The Internet Corporation for Assigned Names and Numbers (ICANN) today published the findings of its first Global Registrant Survey, which was conducted on its behalf by Nielsen. The study demonstrates, among other things, that domain name registrants are more familiar with new generic top-level domains (gTLDs) than general Internet users who have not registered a domain. Survey participants were questioned about their awareness of new gTLDs, as well as their perceived sense of choice, experience and trust related to the current gTLD landscape. The study completes phase one of a series of ICANN-commissioned surveys intended to inform a review of competition, consumer trust and consumer choice (CCT) in the Domain Name System. A second phase, which will be launched in approximately one year, will serve as a comparison to these baseline findings.

Nielsen surveyed 3,357 domain name registrants aged 18+ in Africa, Asia, Europe, North America and South America. The survey was administered in 17 languages and participants were drawn from 24 countries. The research, conducted in two waves between February and August 2015, was designed to create a meaningful baseline of data on registrant attitudes regarding new generic top-level domains.
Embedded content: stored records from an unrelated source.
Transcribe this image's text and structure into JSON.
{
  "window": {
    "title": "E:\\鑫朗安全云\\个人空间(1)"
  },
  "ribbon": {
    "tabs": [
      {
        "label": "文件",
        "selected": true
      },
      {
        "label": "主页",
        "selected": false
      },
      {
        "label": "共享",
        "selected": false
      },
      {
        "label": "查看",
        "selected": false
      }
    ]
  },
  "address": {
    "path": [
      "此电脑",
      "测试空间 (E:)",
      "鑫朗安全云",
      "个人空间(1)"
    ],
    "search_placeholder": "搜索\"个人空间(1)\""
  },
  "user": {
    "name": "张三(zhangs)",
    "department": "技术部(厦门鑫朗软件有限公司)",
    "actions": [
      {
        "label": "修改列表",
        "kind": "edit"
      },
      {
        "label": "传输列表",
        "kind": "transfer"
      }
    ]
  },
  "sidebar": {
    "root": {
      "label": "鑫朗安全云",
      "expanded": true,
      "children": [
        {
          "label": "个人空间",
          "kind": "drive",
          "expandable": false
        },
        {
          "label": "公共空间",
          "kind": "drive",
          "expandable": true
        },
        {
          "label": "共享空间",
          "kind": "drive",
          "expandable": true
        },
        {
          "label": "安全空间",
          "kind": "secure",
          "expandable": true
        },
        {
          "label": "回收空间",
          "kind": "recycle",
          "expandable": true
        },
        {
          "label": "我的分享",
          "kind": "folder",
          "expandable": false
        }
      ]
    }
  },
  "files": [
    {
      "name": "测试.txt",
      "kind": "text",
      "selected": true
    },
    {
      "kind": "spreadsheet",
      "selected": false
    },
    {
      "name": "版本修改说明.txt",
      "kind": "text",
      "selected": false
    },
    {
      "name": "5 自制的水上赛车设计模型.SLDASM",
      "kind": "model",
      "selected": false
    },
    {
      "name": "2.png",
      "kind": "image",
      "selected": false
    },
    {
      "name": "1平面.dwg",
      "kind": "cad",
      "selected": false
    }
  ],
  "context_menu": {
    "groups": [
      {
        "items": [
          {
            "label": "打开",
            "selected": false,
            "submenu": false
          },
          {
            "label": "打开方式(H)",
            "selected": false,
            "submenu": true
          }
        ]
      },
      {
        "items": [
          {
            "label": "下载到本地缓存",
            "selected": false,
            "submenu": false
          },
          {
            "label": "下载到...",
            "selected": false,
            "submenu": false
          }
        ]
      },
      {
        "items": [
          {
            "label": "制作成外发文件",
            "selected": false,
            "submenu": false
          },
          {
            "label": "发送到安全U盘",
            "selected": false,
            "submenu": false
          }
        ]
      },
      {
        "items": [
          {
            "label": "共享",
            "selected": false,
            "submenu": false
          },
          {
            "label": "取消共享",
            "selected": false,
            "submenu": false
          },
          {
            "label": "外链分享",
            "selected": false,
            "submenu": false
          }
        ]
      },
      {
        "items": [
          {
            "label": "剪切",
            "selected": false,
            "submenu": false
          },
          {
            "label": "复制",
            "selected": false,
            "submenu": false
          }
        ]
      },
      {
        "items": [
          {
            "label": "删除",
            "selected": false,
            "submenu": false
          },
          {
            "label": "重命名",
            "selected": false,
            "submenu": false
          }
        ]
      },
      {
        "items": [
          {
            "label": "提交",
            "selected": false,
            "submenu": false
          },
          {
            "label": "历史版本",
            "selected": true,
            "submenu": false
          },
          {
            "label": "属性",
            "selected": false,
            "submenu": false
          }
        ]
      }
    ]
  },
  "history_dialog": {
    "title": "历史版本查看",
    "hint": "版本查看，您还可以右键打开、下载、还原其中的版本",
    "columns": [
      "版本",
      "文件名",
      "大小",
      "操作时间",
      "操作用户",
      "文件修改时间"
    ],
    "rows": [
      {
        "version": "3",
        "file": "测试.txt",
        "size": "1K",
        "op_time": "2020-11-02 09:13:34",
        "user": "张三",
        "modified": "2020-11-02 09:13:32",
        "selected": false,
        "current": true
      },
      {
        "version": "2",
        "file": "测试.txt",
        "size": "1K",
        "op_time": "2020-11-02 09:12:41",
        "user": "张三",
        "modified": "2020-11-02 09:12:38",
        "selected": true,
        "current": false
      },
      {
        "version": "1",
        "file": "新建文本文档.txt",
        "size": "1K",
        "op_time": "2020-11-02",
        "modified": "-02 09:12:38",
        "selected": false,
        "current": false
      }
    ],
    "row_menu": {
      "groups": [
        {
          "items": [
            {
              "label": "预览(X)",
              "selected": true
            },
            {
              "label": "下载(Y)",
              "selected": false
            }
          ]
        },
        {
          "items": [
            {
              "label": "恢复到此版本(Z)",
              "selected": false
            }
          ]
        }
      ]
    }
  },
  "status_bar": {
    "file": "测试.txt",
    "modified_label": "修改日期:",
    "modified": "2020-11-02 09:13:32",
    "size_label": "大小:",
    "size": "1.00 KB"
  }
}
"This survey provides us with a better understanding with how registrants view the domain name space and Internet and will help inform future reviews of the program," says Akram Atallah, president of ICANN's Global Domains Division. 

Along with the Global Consumer Survey, whose results were published in May 2015, ICANN commissioned this survey in response to recommendations from the Implementation Advisory Group on Competition, Consumer Choice and Consumer Trust (IAG-CCT). Among the 66 metrics [PDF, 472 KB] recommended, a subset of 11 were identified as best being measured using a global survey of Internet users. ICANN conducted an open RFP and signed a contract with Nielsen to conduct the study in November 2014. The findings will be a key input for the CCT Review Team to consider.
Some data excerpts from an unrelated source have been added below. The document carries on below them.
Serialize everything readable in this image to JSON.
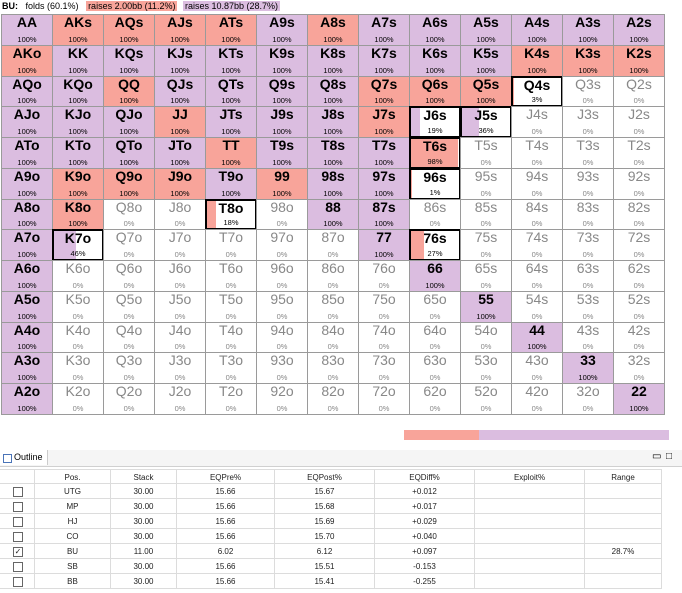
{
  "legend": {
    "position": "BU:",
    "tags": [
      {
        "label": "folds (60.1%)",
        "color": "#ffffff"
      },
      {
        "label": "raises 2.00bb (11.2%)",
        "color": "#f8a49a"
      },
      {
        "label": "raises 10.87bb (28.7%)",
        "color": "#dbbde0"
      }
    ]
  },
  "colors": {
    "raise_small": "#f8a49a",
    "raise_big": "#dbbde0",
    "fold": "#ffffff"
  },
  "grid": {
    "rows": [
      [
        {
          "h": "AA",
          "p": "100%",
          "r": 0,
          "b": 100
        },
        {
          "h": "AKs",
          "p": "100%",
          "r": 100,
          "b": 0
        },
        {
          "h": "AQs",
          "p": "100%",
          "r": 100,
          "b": 0
        },
        {
          "h": "AJs",
          "p": "100%",
          "r": 100,
          "b": 0
        },
        {
          "h": "ATs",
          "p": "100%",
          "r": 100,
          "b": 0
        },
        {
          "h": "A9s",
          "p": "100%",
          "r": 0,
          "b": 100
        },
        {
          "h": "A8s",
          "p": "100%",
          "r": 100,
          "b": 0
        },
        {
          "h": "A7s",
          "p": "100%",
          "r": 0,
          "b": 100
        },
        {
          "h": "A6s",
          "p": "100%",
          "r": 0,
          "b": 100
        },
        {
          "h": "A5s",
          "p": "100%",
          "r": 0,
          "b": 100
        },
        {
          "h": "A4s",
          "p": "100%",
          "r": 0,
          "b": 100
        },
        {
          "h": "A3s",
          "p": "100%",
          "r": 0,
          "b": 100
        },
        {
          "h": "A2s",
          "p": "100%",
          "r": 0,
          "b": 100
        }
      ],
      [
        {
          "h": "AKo",
          "p": "100%",
          "r": 100,
          "b": 0
        },
        {
          "h": "KK",
          "p": "100%",
          "r": 0,
          "b": 100
        },
        {
          "h": "KQs",
          "p": "100%",
          "r": 0,
          "b": 100
        },
        {
          "h": "KJs",
          "p": "100%",
          "r": 0,
          "b": 100
        },
        {
          "h": "KTs",
          "p": "100%",
          "r": 0,
          "b": 100
        },
        {
          "h": "K9s",
          "p": "100%",
          "r": 0,
          "b": 100
        },
        {
          "h": "K8s",
          "p": "100%",
          "r": 0,
          "b": 100
        },
        {
          "h": "K7s",
          "p": "100%",
          "r": 0,
          "b": 100
        },
        {
          "h": "K6s",
          "p": "100%",
          "r": 0,
          "b": 100
        },
        {
          "h": "K5s",
          "p": "100%",
          "r": 0,
          "b": 100
        },
        {
          "h": "K4s",
          "p": "100%",
          "r": 100,
          "b": 0
        },
        {
          "h": "K3s",
          "p": "100%",
          "r": 100,
          "b": 0
        },
        {
          "h": "K2s",
          "p": "100%",
          "r": 100,
          "b": 0
        }
      ],
      [
        {
          "h": "AQo",
          "p": "100%",
          "r": 0,
          "b": 100
        },
        {
          "h": "KQo",
          "p": "100%",
          "r": 0,
          "b": 100
        },
        {
          "h": "QQ",
          "p": "100%",
          "r": 100,
          "b": 0
        },
        {
          "h": "QJs",
          "p": "100%",
          "r": 0,
          "b": 100
        },
        {
          "h": "QTs",
          "p": "100%",
          "r": 0,
          "b": 100
        },
        {
          "h": "Q9s",
          "p": "100%",
          "r": 0,
          "b": 100
        },
        {
          "h": "Q8s",
          "p": "100%",
          "r": 0,
          "b": 100
        },
        {
          "h": "Q7s",
          "p": "100%",
          "r": 100,
          "b": 0
        },
        {
          "h": "Q6s",
          "p": "100%",
          "r": 100,
          "b": 0
        },
        {
          "h": "Q5s",
          "p": "100%",
          "r": 100,
          "b": 0
        },
        {
          "h": "Q4s",
          "p": "3%",
          "r": 3,
          "b": 0
        },
        {
          "h": "Q3s",
          "p": "0%",
          "r": 0,
          "b": 0
        },
        {
          "h": "Q2s",
          "p": "0%",
          "r": 0,
          "b": 0
        }
      ],
      [
        {
          "h": "AJo",
          "p": "100%",
          "r": 0,
          "b": 100
        },
        {
          "h": "KJo",
          "p": "100%",
          "r": 0,
          "b": 100
        },
        {
          "h": "QJo",
          "p": "100%",
          "r": 0,
          "b": 100
        },
        {
          "h": "JJ",
          "p": "100%",
          "r": 100,
          "b": 0
        },
        {
          "h": "JTs",
          "p": "100%",
          "r": 0,
          "b": 100
        },
        {
          "h": "J9s",
          "p": "100%",
          "r": 0,
          "b": 100
        },
        {
          "h": "J8s",
          "p": "100%",
          "r": 0,
          "b": 100
        },
        {
          "h": "J7s",
          "p": "100%",
          "r": 100,
          "b": 0
        },
        {
          "h": "J6s",
          "p": "19%",
          "r": 0,
          "b": 19
        },
        {
          "h": "J5s",
          "p": "36%",
          "r": 0,
          "b": 36
        },
        {
          "h": "J4s",
          "p": "0%",
          "r": 0,
          "b": 0
        },
        {
          "h": "J3s",
          "p": "0%",
          "r": 0,
          "b": 0
        },
        {
          "h": "J2s",
          "p": "0%",
          "r": 0,
          "b": 0
        }
      ],
      [
        {
          "h": "ATo",
          "p": "100%",
          "r": 0,
          "b": 100
        },
        {
          "h": "KTo",
          "p": "100%",
          "r": 0,
          "b": 100
        },
        {
          "h": "QTo",
          "p": "100%",
          "r": 0,
          "b": 100
        },
        {
          "h": "JTo",
          "p": "100%",
          "r": 0,
          "b": 100
        },
        {
          "h": "TT",
          "p": "100%",
          "r": 100,
          "b": 0
        },
        {
          "h": "T9s",
          "p": "100%",
          "r": 0,
          "b": 100
        },
        {
          "h": "T8s",
          "p": "100%",
          "r": 0,
          "b": 100
        },
        {
          "h": "T7s",
          "p": "100%",
          "r": 0,
          "b": 100
        },
        {
          "h": "T6s",
          "p": "98%",
          "r": 98,
          "b": 0
        },
        {
          "h": "T5s",
          "p": "0%",
          "r": 0,
          "b": 0
        },
        {
          "h": "T4s",
          "p": "0%",
          "r": 0,
          "b": 0
        },
        {
          "h": "T3s",
          "p": "0%",
          "r": 0,
          "b": 0
        },
        {
          "h": "T2s",
          "p": "0%",
          "r": 0,
          "b": 0
        }
      ],
      [
        {
          "h": "A9o",
          "p": "100%",
          "r": 0,
          "b": 100
        },
        {
          "h": "K9o",
          "p": "100%",
          "r": 100,
          "b": 0
        },
        {
          "h": "Q9o",
          "p": "100%",
          "r": 100,
          "b": 0
        },
        {
          "h": "J9o",
          "p": "100%",
          "r": 100,
          "b": 0
        },
        {
          "h": "T9o",
          "p": "100%",
          "r": 0,
          "b": 100
        },
        {
          "h": "99",
          "p": "100%",
          "r": 100,
          "b": 0
        },
        {
          "h": "98s",
          "p": "100%",
          "r": 0,
          "b": 100
        },
        {
          "h": "97s",
          "p": "100%",
          "r": 0,
          "b": 100
        },
        {
          "h": "96s",
          "p": "1%",
          "r": 1,
          "b": 0
        },
        {
          "h": "95s",
          "p": "0%",
          "r": 0,
          "b": 0
        },
        {
          "h": "94s",
          "p": "0%",
          "r": 0,
          "b": 0
        },
        {
          "h": "93s",
          "p": "0%",
          "r": 0,
          "b": 0
        },
        {
          "h": "92s",
          "p": "0%",
          "r": 0,
          "b": 0
        }
      ],
      [
        {
          "h": "A8o",
          "p": "100%",
          "r": 0,
          "b": 100
        },
        {
          "h": "K8o",
          "p": "100%",
          "r": 100,
          "b": 0
        },
        {
          "h": "Q8o",
          "p": "0%",
          "r": 0,
          "b": 0
        },
        {
          "h": "J8o",
          "p": "0%",
          "r": 0,
          "b": 0
        },
        {
          "h": "T8o",
          "p": "18%",
          "r": 18,
          "b": 0
        },
        {
          "h": "98o",
          "p": "0%",
          "r": 0,
          "b": 0
        },
        {
          "h": "88",
          "p": "100%",
          "r": 0,
          "b": 100
        },
        {
          "h": "87s",
          "p": "100%",
          "r": 0,
          "b": 100
        },
        {
          "h": "86s",
          "p": "0%",
          "r": 0,
          "b": 0
        },
        {
          "h": "85s",
          "p": "0%",
          "r": 0,
          "b": 0
        },
        {
          "h": "84s",
          "p": "0%",
          "r": 0,
          "b": 0
        },
        {
          "h": "83s",
          "p": "0%",
          "r": 0,
          "b": 0
        },
        {
          "h": "82s",
          "p": "0%",
          "r": 0,
          "b": 0
        }
      ],
      [
        {
          "h": "A7o",
          "p": "100%",
          "r": 0,
          "b": 100
        },
        {
          "h": "K7o",
          "p": "46%",
          "r": 0,
          "b": 46
        },
        {
          "h": "Q7o",
          "p": "0%",
          "r": 0,
          "b": 0
        },
        {
          "h": "J7o",
          "p": "0%",
          "r": 0,
          "b": 0
        },
        {
          "h": "T7o",
          "p": "0%",
          "r": 0,
          "b": 0
        },
        {
          "h": "97o",
          "p": "0%",
          "r": 0,
          "b": 0
        },
        {
          "h": "87o",
          "p": "0%",
          "r": 0,
          "b": 0
        },
        {
          "h": "77",
          "p": "100%",
          "r": 0,
          "b": 100
        },
        {
          "h": "76s",
          "p": "27%",
          "r": 27,
          "b": 0
        },
        {
          "h": "75s",
          "p": "0%",
          "r": 0,
          "b": 0
        },
        {
          "h": "74s",
          "p": "0%",
          "r": 0,
          "b": 0
        },
        {
          "h": "73s",
          "p": "0%",
          "r": 0,
          "b": 0
        },
        {
          "h": "72s",
          "p": "0%",
          "r": 0,
          "b": 0
        }
      ],
      [
        {
          "h": "A6o",
          "p": "100%",
          "r": 0,
          "b": 100
        },
        {
          "h": "K6o",
          "p": "0%",
          "r": 0,
          "b": 0
        },
        {
          "h": "Q6o",
          "p": "0%",
          "r": 0,
          "b": 0
        },
        {
          "h": "J6o",
          "p": "0%",
          "r": 0,
          "b": 0
        },
        {
          "h": "T6o",
          "p": "0%",
          "r": 0,
          "b": 0
        },
        {
          "h": "96o",
          "p": "0%",
          "r": 0,
          "b": 0
        },
        {
          "h": "86o",
          "p": "0%",
          "r": 0,
          "b": 0
        },
        {
          "h": "76o",
          "p": "0%",
          "r": 0,
          "b": 0
        },
        {
          "h": "66",
          "p": "100%",
          "r": 0,
          "b": 100
        },
        {
          "h": "65s",
          "p": "0%",
          "r": 0,
          "b": 0
        },
        {
          "h": "64s",
          "p": "0%",
          "r": 0,
          "b": 0
        },
        {
          "h": "63s",
          "p": "0%",
          "r": 0,
          "b": 0
        },
        {
          "h": "62s",
          "p": "0%",
          "r": 0,
          "b": 0
        }
      ],
      [
        {
          "h": "A5o",
          "p": "100%",
          "r": 0,
          "b": 100
        },
        {
          "h": "K5o",
          "p": "0%",
          "r": 0,
          "b": 0
        },
        {
          "h": "Q5o",
          "p": "0%",
          "r": 0,
          "b": 0
        },
        {
          "h": "J5o",
          "p": "0%",
          "r": 0,
          "b": 0
        },
        {
          "h": "T5o",
          "p": "0%",
          "r": 0,
          "b": 0
        },
        {
          "h": "95o",
          "p": "0%",
          "r": 0,
          "b": 0
        },
        {
          "h": "85o",
          "p": "0%",
          "r": 0,
          "b": 0
        },
        {
          "h": "75o",
          "p": "0%",
          "r": 0,
          "b": 0
        },
        {
          "h": "65o",
          "p": "0%",
          "r": 0,
          "b": 0
        },
        {
          "h": "55",
          "p": "100%",
          "r": 0,
          "b": 100
        },
        {
          "h": "54s",
          "p": "0%",
          "r": 0,
          "b": 0
        },
        {
          "h": "53s",
          "p": "0%",
          "r": 0,
          "b": 0
        },
        {
          "h": "52s",
          "p": "0%",
          "r": 0,
          "b": 0
        }
      ],
      [
        {
          "h": "A4o",
          "p": "100%",
          "r": 0,
          "b": 100
        },
        {
          "h": "K4o",
          "p": "0%",
          "r": 0,
          "b": 0
        },
        {
          "h": "Q4o",
          "p": "0%",
          "r": 0,
          "b": 0
        },
        {
          "h": "J4o",
          "p": "0%",
          "r": 0,
          "b": 0
        },
        {
          "h": "T4o",
          "p": "0%",
          "r": 0,
          "b": 0
        },
        {
          "h": "94o",
          "p": "0%",
          "r": 0,
          "b": 0
        },
        {
          "h": "84o",
          "p": "0%",
          "r": 0,
          "b": 0
        },
        {
          "h": "74o",
          "p": "0%",
          "r": 0,
          "b": 0
        },
        {
          "h": "64o",
          "p": "0%",
          "r": 0,
          "b": 0
        },
        {
          "h": "54o",
          "p": "0%",
          "r": 0,
          "b": 0
        },
        {
          "h": "44",
          "p": "100%",
          "r": 0,
          "b": 100
        },
        {
          "h": "43s",
          "p": "0%",
          "r": 0,
          "b": 0
        },
        {
          "h": "42s",
          "p": "0%",
          "r": 0,
          "b": 0
        }
      ],
      [
        {
          "h": "A3o",
          "p": "100%",
          "r": 0,
          "b": 100
        },
        {
          "h": "K3o",
          "p": "0%",
          "r": 0,
          "b": 0
        },
        {
          "h": "Q3o",
          "p": "0%",
          "r": 0,
          "b": 0
        },
        {
          "h": "J3o",
          "p": "0%",
          "r": 0,
          "b": 0
        },
        {
          "h": "T3o",
          "p": "0%",
          "r": 0,
          "b": 0
        },
        {
          "h": "93o",
          "p": "0%",
          "r": 0,
          "b": 0
        },
        {
          "h": "83o",
          "p": "0%",
          "r": 0,
          "b": 0
        },
        {
          "h": "73o",
          "p": "0%",
          "r": 0,
          "b": 0
        },
        {
          "h": "63o",
          "p": "0%",
          "r": 0,
          "b": 0
        },
        {
          "h": "53o",
          "p": "0%",
          "r": 0,
          "b": 0
        },
        {
          "h": "43o",
          "p": "0%",
          "r": 0,
          "b": 0
        },
        {
          "h": "33",
          "p": "100%",
          "r": 0,
          "b": 100
        },
        {
          "h": "32s",
          "p": "0%",
          "r": 0,
          "b": 0
        }
      ],
      [
        {
          "h": "A2o",
          "p": "100%",
          "r": 0,
          "b": 100
        },
        {
          "h": "K2o",
          "p": "0%",
          "r": 0,
          "b": 0
        },
        {
          "h": "Q2o",
          "p": "0%",
          "r": 0,
          "b": 0
        },
        {
          "h": "J2o",
          "p": "0%",
          "r": 0,
          "b": 0
        },
        {
          "h": "T2o",
          "p": "0%",
          "r": 0,
          "b": 0
        },
        {
          "h": "92o",
          "p": "0%",
          "r": 0,
          "b": 0
        },
        {
          "h": "82o",
          "p": "0%",
          "r": 0,
          "b": 0
        },
        {
          "h": "72o",
          "p": "0%",
          "r": 0,
          "b": 0
        },
        {
          "h": "62o",
          "p": "0%",
          "r": 0,
          "b": 0
        },
        {
          "h": "52o",
          "p": "0%",
          "r": 0,
          "b": 0
        },
        {
          "h": "42o",
          "p": "0%",
          "r": 0,
          "b": 0
        },
        {
          "h": "32o",
          "p": "0%",
          "r": 0,
          "b": 0
        },
        {
          "h": "22",
          "p": "100%",
          "r": 0,
          "b": 100
        }
      ]
    ]
  },
  "summary_bar": {
    "fold": 60.1,
    "raise_small": 11.2,
    "raise_big": 28.7
  },
  "outline": {
    "tab_label": "Outline",
    "min_icon": "minimize-icon",
    "max_icon": "maximize-icon",
    "columns": [
      "",
      "Pos.",
      "Stack",
      "EQPre%",
      "EQPost%",
      "EQDiff%",
      "Exploit%",
      "Range"
    ],
    "rows": [
      {
        "checked": false,
        "pos": "UTG",
        "stack": "30.00",
        "eqpre": "15.66",
        "eqpost": "15.67",
        "eqdiff": "+0.012",
        "exploit": "",
        "range": ""
      },
      {
        "checked": false,
        "pos": "MP",
        "stack": "30.00",
        "eqpre": "15.66",
        "eqpost": "15.68",
        "eqdiff": "+0.017",
        "exploit": "",
        "range": ""
      },
      {
        "checked": false,
        "pos": "HJ",
        "stack": "30.00",
        "eqpre": "15.66",
        "eqpost": "15.69",
        "eqdiff": "+0.029",
        "exploit": "",
        "range": ""
      },
      {
        "checked": false,
        "pos": "CO",
        "stack": "30.00",
        "eqpre": "15.66",
        "eqpost": "15.70",
        "eqdiff": "+0.040",
        "exploit": "",
        "range": ""
      },
      {
        "checked": true,
        "pos": "BU",
        "stack": "11.00",
        "eqpre": "6.02",
        "eqpost": "6.12",
        "eqdiff": "+0.097",
        "exploit": "",
        "range": "28.7%"
      },
      {
        "checked": false,
        "pos": "SB",
        "stack": "30.00",
        "eqpre": "15.66",
        "eqpost": "15.51",
        "eqdiff": "-0.153",
        "exploit": "",
        "range": ""
      },
      {
        "checked": false,
        "pos": "BB",
        "stack": "30.00",
        "eqpre": "15.66",
        "eqpost": "15.41",
        "eqdiff": "-0.255",
        "exploit": "",
        "range": ""
      }
    ]
  }
}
Awareness of new gTLDs high among registrants, particularly in Asia

Awareness of new gTLDs is higher among registrants than among general Internet users – 65 percent of registrants reported awareness of at least one new gTLD versus 46 percent of general Internet users. Interestingly, while 65 percent of general Internet users said they had visited a domain in a new gTLD, 64 percent of registrants reported the same.
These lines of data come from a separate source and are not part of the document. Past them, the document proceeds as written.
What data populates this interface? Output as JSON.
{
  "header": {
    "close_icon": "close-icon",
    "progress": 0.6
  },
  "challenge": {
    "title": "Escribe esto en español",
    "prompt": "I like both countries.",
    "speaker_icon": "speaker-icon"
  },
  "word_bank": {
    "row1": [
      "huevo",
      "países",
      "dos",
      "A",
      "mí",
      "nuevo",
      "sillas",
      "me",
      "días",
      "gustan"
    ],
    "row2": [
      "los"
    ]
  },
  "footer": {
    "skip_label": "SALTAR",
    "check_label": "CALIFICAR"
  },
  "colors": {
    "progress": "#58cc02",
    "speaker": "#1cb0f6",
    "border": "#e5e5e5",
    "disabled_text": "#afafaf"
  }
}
Asia stands out when it comes to awareness – 70 percent of those surveyed said they were aware of at least one new gTLD. Only South America comes close to that level of awareness, with 66 percent of respondents from the region indicating familiarity with at least one new gTLD.

More registrants also said they're likely to consider a new gTLD for registering domain names in the future – 61 percent versus 52 percent of Internet users. As with Internet users, the top three choices for registering a new gTLD name were .EMAIL, .LINK and .CLUB, which were selected from a fixed list of new gTLDs.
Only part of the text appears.